Letting go of things in life is hard. Its especially difficult if it’s not on our own terms or the need to let go came out of nowhere. We don’t want to lose things in life and people don’t like change. Whether it is a person, a job, our health, or the idea of something we’ve longed for. Letting go of whatever it is can hurt, a painful ache deep in our core. We may struggle to hold onto the last shred of what’s left. Even though we know it’s pointless because it’s already gone.
Not everything in life is meant to be forever. There’s a quote that says “people enter your life for a reason, a season, or a lifetime”. That fits for many things, not just people. Difficult things, happy things, and everything in between, it all serves a purpose in our life.
We learn from every person, event and moment in our life. Sure sometimes we need to learn the same lesson over and over to finally stop or start doing whatever it is, but nonetheless we will eventually learn. Quite often we look back years later and see how certain things that played out in our life have lead to where we are now. Such as someone who was laid off from a job they hated.
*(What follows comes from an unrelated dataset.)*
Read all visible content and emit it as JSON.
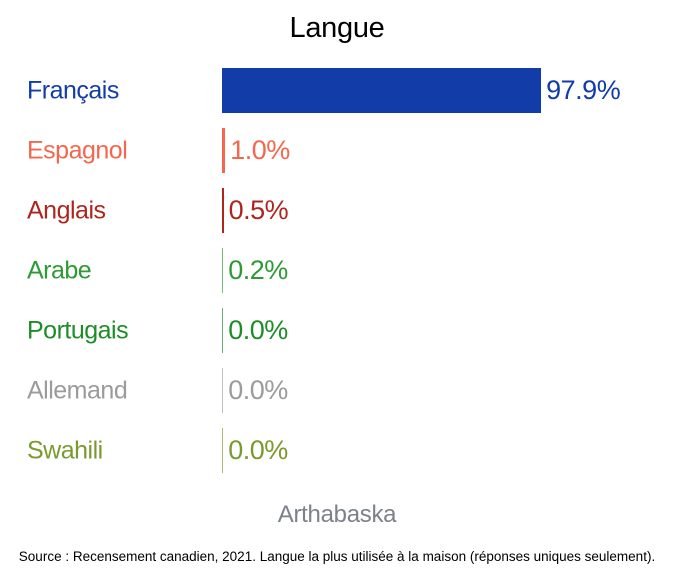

That event forced them to find a new career which is now one that brings them joy and fulfillment. At the time they probably were scared about being unemployed with no income, and lost at sea, but things worked out! If that hadn’t happened they’d still be stuck in a job they hated and absolutely miserable.
Something I’m learning to understand is that it’s ok to let go of those things that aren’t meant to be for a lifetime. I’m really stubborn so it usually takes me awhile to learn. Those things that are a reason or a season…I struggle with releasing my grip on those most of the time. I will fight it until deep down I know it’s a losing battle and I have to let go.
My health is something I’m learning has changed. I struggled for many months with my diagnosis. The realization that although I can put Hashimotos into remission, at any time if I’m not vigilant to take care of myself, it could get triggered again. It’s a hard pill to swallow. Learning to let go…
I need to learn to let go of the past. All of it. Not just my idea of health, but also past hurts, bad decisions, painful memories, and all those things that were out of my control. It’s not easy, it hurts, I fight it with every ounce of my being. Until I’m tired of fighting. And that, that’s when the magic tends to happen. When we let go, we learn to breathe. As time goes on the pain we felt lessens. The burden of whatever we were holding onto gets lighter and one day you realize that burden is gone. We will probably have days we look back and long for the past, for what is now gone. The memory of what is gone is typically greater than what was lost though. I’m learning that it’s ok to have those memories, so long as they don’t hold me back from a life of happiness.
Then we learn to live a new way of life. Like me learning to live with an autoimmune disease. Many things are different, but ironically it’s ok! No, I’m actually happy. Being diagnosed has forced me to take better care of my health and my families health. I can no longer live a life of ignorant bliss about what I eat or put on my body. I’m still struggling to let go of the wish that I could’ve just learned to live a healthier life without this disease. But the fact is, this is for life. The sooner I can learn to let it go, the sooner I can breathe.